Experts voice scepticism over progress at Libya conference
The second international conference on Libya which concluded on Wednesday failed to produce the tangible results needed to establish peace in the North African country, expert have said.
The conference centred on elections scheduled for later this year and the withdrawal of foreign troops and mercenaries from Libya. The final declaration reaffirmed that election must be held by the scheduled date – Dec 24 - and urged the departure of foreign forces and mercenaries "without delay".
Nebahat Taniverdi, a guest researcher at Berlin-based Institute for International and Security Affairs, decried the lack of a binding resolution emerging at the conference.
Speaking to Anadolu Agency, she suggested this risked turning the elections into an opportunity for Libya's warring sides to establish hegemony over the country's fragile politics, raising the possibility of renewed conflict.
She also urged countries who do not formally acknowledge their presence in the Libya to play an active role in withdrawing fighters they have sponsored.
This includes the UAE, who have sent mercenaries from countries such as Sudan and Chad, as well as Russia, who has sent mercenaries from Wagner - a private military contractor. They joined the fight alongside forces loyal to military strongman Khalifa Haftar, who is backed by Moscow and Abu Dhabi.
As for Turkey, its objection to withdrawing forces were because they - according to Ankara's view - were in the country based on a deal struck with the UN-backed Libyan government at the time, Taniverdi explained.
Turkey's intervention is believed to have helped the Tripoli-based Government of National Accord (GNA) to turn the tide of conflict in Libya, repelling Haftar's campaign to take seize the capital.
That led to a ceasefire between the rival governments in October, with the security situation in Libya improving gradually since then. The two administrations folded with the formation of the country’s current Government of National Unity (GNU) through a UN-backed process in March.
Taniverdi said that since Turkey's objection to end its military presence and activities was, in its view, based on "legitimacy and legal responsibility", it was unfortunate that the issue was "not evaluated under a separate heading in the final declaration in the Berlin conference".
Taking a more critical line was Ahmed Sewelhi, a Libyan political analyst and activist. He said the conference failed address an issue more pressing than the election: that of accountability.
"Nobody has actually done anything about” holding perpetrators of suspected war crimes to account, he said. Haftar and his forces have been accused of multiple war crimes throughout Libya's conflict.

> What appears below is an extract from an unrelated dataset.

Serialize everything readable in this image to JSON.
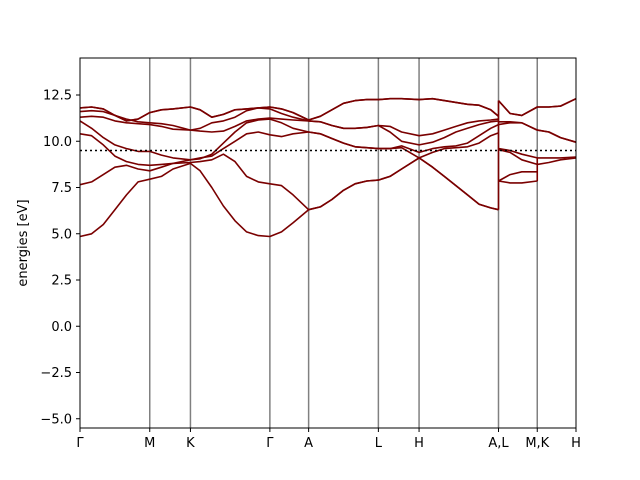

"How can we believe that those who do nothing about accountability want to do something for elections?"
His comments mirrored those of Lawyer for Justice in Libya, who prior to the conference urged all those "to prioritise human rights, accountability and the rule of law".
The NGO said in a press release that while there have been positive developments after last year's gathering in the German capital, it is worried these might not last.
"Gross human rights violations and serious international crimes such as torture, enforced disappearances… and [the] trafficking and smuggling of migrants... continue to be committed throughout the country," it added.
Quoted by Anadolu, Sewelhi pointed to the contradiction of autocratic regimes calling for and guiding Libya's elections, such as Egypt.
He also decried it as "shameful" that Turkey was being asked to end its military presence by countries that refused to recognise their own presence in the country, describing how Russia's Wagner mercenaries occupied large territories and cities in Libya, including oil facilities and ports surrounding Sirte.
"This is a shame and that's why I don't take Berlin seriously at all. If this conference can't name who the forces in Libya are, how can they ask them to leave?" he said.